Clothes, Geeks and Stereotypes

Clothes are brilliant. They can tell us what gigs you have been to, what event you are going to, what DIY job you are about to do. They even keep us warm.

My favourite piece of clothing is a dress.

With a dress there is no “ bum crack”, no “rolling tyres” showing and no “thunder thighs” for anyone to see. I feel confident, comfortable and relaxed in a dress. You are now more likely to see me in a dress than in jeans & t-shirt. In fact, I now don’t own any jeans. If you see me in jeans, they probably belong to my partner.

I have heard of people talking about the way they dress influences how willing people are to converse with them. It is as if people look at you and are fearful of talking to you because you dress “non geek”. They worry that .. well I am not telepathic so I can’t really tell you.

My naive self used to say *it was probably because they were shy or something else*. My logical mind said to me, what a person wears has no bearing on how interesting they are as a person. Because I do not look like a developer, does not mean I am not a developer. Right?

I recently went to a geek event where I wore a dress and on that particular day I didn’t meet any new people. I have now felt this effect and can say with a sad face, it happens. If you really think about it is not surprising, nor is it intentional.

Group A, Group B

As teenagers we all used to get categorized our peers based on what they wore and as adults we still do. That person there is a hipster because they are wearing a bobble hat and have a beard. This person is a goth because they are in all black and are wearing a coffin bag.

Regardless if we like it or not stereotypes exist for a reason and I am not one to argue with the human brain so instead I conclude:

We will stereotype people regardless if we want to or not.

The problem with stereotypes is for a stereotype to form, you have to generalise our behaviour. It is easy to be base the generalisation on physical objects or visuals such as our clothing.

Is that it?

Just because we stereotype does not mean we shouldn’t be open to the possibility they are also more than the stereotype we initially perceived that person to be.

I vote that we, as a community, need to acknowledge we stereotype and not let it stop us from conversing with people.

We all have probably been prejudice against someone before because we have assumed something based on the stereotype you have given them.

We need to look further than the stereotypes and generalisation we place upon each other. We need to remember regardless of how they dress, they are probably as scared of striking a conversation with you as you are of them. You never know who you will befriend by taking that leap of faith.

I am not blind, I realise that I too have a part to play. I should make myself more approachable, whether this will include dressing more *geek* is yet to be seen.

There are improvements on both sides of the fence.

After an amusing conversation with @mgdm on twitter, I have struck a deal to go to PHPNW14 suited and booted with top hat, and he will dress in a kilt.

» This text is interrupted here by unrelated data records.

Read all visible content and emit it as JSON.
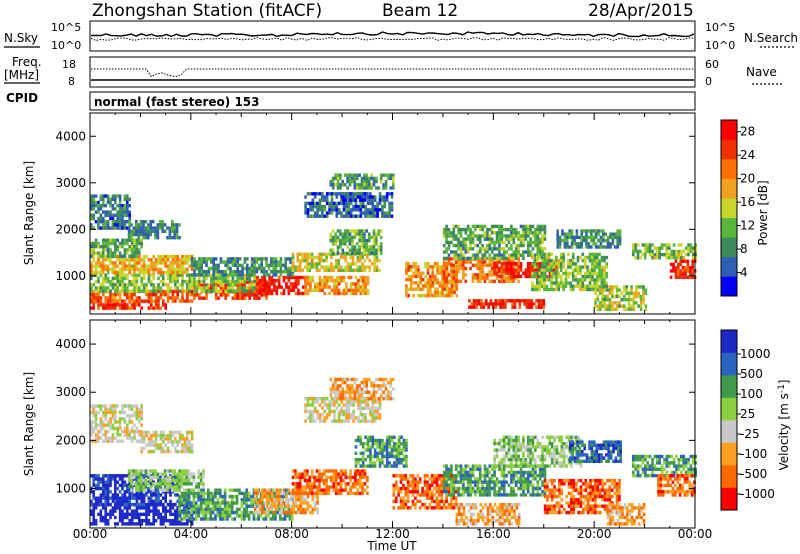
{
  "header": {
    "station": "Zhongshan Station (fitACF)",
    "beam": "Beam 12",
    "date": "28/Apr/2015"
  },
  "strip_sky": {
    "left_label": "N.Sky",
    "right_label": "N.Search",
    "left_ticks": [
      "10^5",
      "10^0"
    ],
    "right_ticks": [
      "10^5",
      "10^0"
    ]
  },
  "strip_freq": {
    "left_label_1": "Freq.",
    "left_label_2": "[MHz]",
    "right_label": "Nave",
    "left_ticks": [
      "18",
      "8"
    ],
    "right_ticks": [
      "60",
      "0"
    ]
  },
  "cpid": {
    "label": "CPID",
    "text": "normal (fast stereo) 153"
  },
  "colors": {
    "power": [
      "#0000ff",
      "#2f5fb4",
      "#3e8a5c",
      "#58b63a",
      "#c8d42a",
      "#f2a020",
      "#ff7000",
      "#f03000",
      "#ff0000"
    ],
    "velocity": [
      "#ff0000",
      "#ff6a00",
      "#ffa020",
      "#c8c8c8",
      "#8cd040",
      "#409a4c",
      "#2a64c0",
      "#1c28c8"
    ]
  },
  "chart_data": [
    {
      "type": "heatmap",
      "name": "power",
      "xlabel": "",
      "ylabel": "Slant Range [km]",
      "yticks": [
        1000,
        2000,
        3000,
        4000
      ],
      "ylim": [
        180,
        4500
      ],
      "x_ticks": [
        "00:00",
        "04:00",
        "08:00",
        "12:00",
        "16:00",
        "20:00",
        "00:00"
      ],
      "xlim_hours": [
        0,
        24
      ],
      "colorbar": {
        "label": "Power [dB]",
        "ticks": [
          4,
          8,
          12,
          16,
          20,
          24,
          28
        ],
        "range": [
          0,
          30
        ]
      },
      "regions": [
        {
          "t": [
            0.0,
            3.0
          ],
          "r": [
            300,
            480
          ],
          "v": 28
        },
        {
          "t": [
            0.0,
            4.0
          ],
          "r": [
            480,
            700
          ],
          "v": 24
        },
        {
          "t": [
            4.0,
            7.0
          ],
          "r": [
            500,
            900
          ],
          "v": 26
        },
        {
          "t": [
            6.5,
            8.5
          ],
          "r": [
            600,
            1000
          ],
          "v": 29
        },
        {
          "t": [
            0.0,
            6.5
          ],
          "r": [
            700,
            1050
          ],
          "v": 12
        },
        {
          "t": [
            8.5,
            11.0
          ],
          "r": [
            650,
            1000
          ],
          "v": 20
        },
        {
          "t": [
            0.0,
            4.0
          ],
          "r": [
            1050,
            1450
          ],
          "v": 18
        },
        {
          "t": [
            0.0,
            2.0
          ],
          "r": [
            1400,
            1800
          ],
          "v": 10
        },
        {
          "t": [
            4.0,
            8.0
          ],
          "r": [
            1050,
            1400
          ],
          "v": 8
        },
        {
          "t": [
            0.0,
            1.6
          ],
          "r": [
            2000,
            2750
          ],
          "v": 6
        },
        {
          "t": [
            1.5,
            3.5
          ],
          "r": [
            1800,
            2200
          ],
          "v": 7
        },
        {
          "t": [
            8.0,
            11.5
          ],
          "r": [
            1100,
            1500
          ],
          "v": 16
        },
        {
          "t": [
            9.5,
            11.5
          ],
          "r": [
            1500,
            2000
          ],
          "v": 10
        },
        {
          "t": [
            8.5,
            12.0
          ],
          "r": [
            2300,
            2800
          ],
          "v": 5
        },
        {
          "t": [
            9.5,
            12.0
          ],
          "r": [
            2900,
            3200
          ],
          "v": 9
        },
        {
          "t": [
            10.0,
            11.0
          ],
          "r": [
            2600,
            2800
          ],
          "v": 3
        },
        {
          "t": [
            12.5,
            14.5
          ],
          "r": [
            600,
            1300
          ],
          "v": 20
        },
        {
          "t": [
            14.0,
            17.0
          ],
          "r": [
            900,
            1400
          ],
          "v": 22
        },
        {
          "t": [
            16.0,
            18.5
          ],
          "r": [
            1000,
            1300
          ],
          "v": 29
        },
        {
          "t": [
            14.0,
            18.0
          ],
          "r": [
            1400,
            2100
          ],
          "v": 10
        },
        {
          "t": [
            15.0,
            18.0
          ],
          "r": [
            300,
            500
          ],
          "v": 27
        },
        {
          "t": [
            17.5,
            20.5
          ],
          "r": [
            700,
            1500
          ],
          "v": 12
        },
        {
          "t": [
            20.0,
            22.0
          ],
          "r": [
            300,
            800
          ],
          "v": 14
        },
        {
          "t": [
            21.5,
            24.0
          ],
          "r": [
            1400,
            1700
          ],
          "v": 12
        },
        {
          "t": [
            23.0,
            24.0
          ],
          "r": [
            950,
            1350
          ],
          "v": 28
        },
        {
          "t": [
            18.5,
            21.0
          ],
          "r": [
            1600,
            2000
          ],
          "v": 7
        }
      ]
    },
    {
      "type": "heatmap",
      "name": "velocity",
      "xlabel": "Time UT",
      "ylabel": "Slant Range [km]",
      "yticks": [
        1000,
        2000,
        3000,
        4000
      ],
      "ylim": [
        180,
        4500
      ],
      "x_ticks": [
        "00:00",
        "04:00",
        "08:00",
        "12:00",
        "16:00",
        "20:00",
        "00:00"
      ],
      "xlim_hours": [
        0,
        24
      ],
      "colorbar": {
        "label": "Velocity [m s^-1]",
        "ticks": [
          "1000",
          "500",
          "100",
          "25",
          "-25",
          "-100",
          "-500",
          "-1000"
        ]
      },
      "regions": [
        {
          "t": [
            0.0,
            4.0
          ],
          "r": [
            300,
            700
          ],
          "v": 8
        },
        {
          "t": [
            0.0,
            3.5
          ],
          "r": [
            700,
            1300
          ],
          "v": 7
        },
        {
          "t": [
            3.5,
            8.0
          ],
          "r": [
            400,
            1000
          ],
          "v": 5
        },
        {
          "t": [
            0.0,
            2.0
          ],
          "r": [
            2000,
            2750
          ],
          "v": 3
        },
        {
          "t": [
            2.0,
            4.0
          ],
          "r": [
            1800,
            2200
          ],
          "v": 3
        },
        {
          "t": [
            1.5,
            4.5
          ],
          "r": [
            1000,
            1400
          ],
          "v": 4
        },
        {
          "t": [
            6.5,
            9.0
          ],
          "r": [
            500,
            1000
          ],
          "v": 2
        },
        {
          "t": [
            8.0,
            11.0
          ],
          "r": [
            900,
            1400
          ],
          "v": 1
        },
        {
          "t": [
            8.5,
            11.5
          ],
          "r": [
            2400,
            2900
          ],
          "v": 3
        },
        {
          "t": [
            9.5,
            12.0
          ],
          "r": [
            2900,
            3300
          ],
          "v": 2
        },
        {
          "t": [
            10.5,
            12.5
          ],
          "r": [
            1500,
            2100
          ],
          "v": 5
        },
        {
          "t": [
            12.0,
            14.5
          ],
          "r": [
            600,
            1300
          ],
          "v": 1
        },
        {
          "t": [
            14.0,
            18.0
          ],
          "r": [
            900,
            1500
          ],
          "v": 5
        },
        {
          "t": [
            16.0,
            19.5
          ],
          "r": [
            1500,
            2100
          ],
          "v": 4
        },
        {
          "t": [
            14.5,
            17.0
          ],
          "r": [
            300,
            700
          ],
          "v": 2
        },
        {
          "t": [
            18.0,
            21.0
          ],
          "r": [
            500,
            1200
          ],
          "v": 1
        },
        {
          "t": [
            20.5,
            22.0
          ],
          "r": [
            300,
            700
          ],
          "v": 2
        },
        {
          "t": [
            21.5,
            24.0
          ],
          "r": [
            1300,
            1700
          ],
          "v": 5
        },
        {
          "t": [
            22.5,
            24.0
          ],
          "r": [
            900,
            1300
          ],
          "v": 1
        },
        {
          "t": [
            19.0,
            21.0
          ],
          "r": [
            1600,
            2000
          ],
          "v": 6
        }
      ]
    }
  ]
}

Consider the possibility, the person in the dress is not the plus one but the geek.

3 thoughts on “Clothes, Geeks and Stereotypes

  1. I always dress up every time I go to a conference or geek event ;) There’s something about wearing a skirt and fixing your lipstick, seeing the look in the attendees eyes of “oh, fluff” … and then blowing their brains up with information.

    Stereotype busted – mission accomplished (that and I so agree, I look far better in a dress ;)

    1. I feel like I’m constantly busting that stereotype and I guess I am getting a bit tired of it.

      On the flip side, I have caught myself thinking a person dressed smartly in a jacket is not a programmer but a project manager or business owner or marketing person.

      I think we’re all guilty of it one way or another.

  2. Well written. I too have noticed these stereotypes depending on what I wear, not only on conferences, but of course everywhere in life.

    I wish it wasn’t so and would like to ask people to at least on PHP conferences and our community, accept the fact that it is stereotyping, set your thoughts aside and…

    Please assume that everyone on the conference, no matter how they might look like, is there for the content of the conference and a programmer just like you. It’s better to be corrected the other way around for everyone involved, and it’s more logical for the people that you would assume they are a programmer at a programmers convention.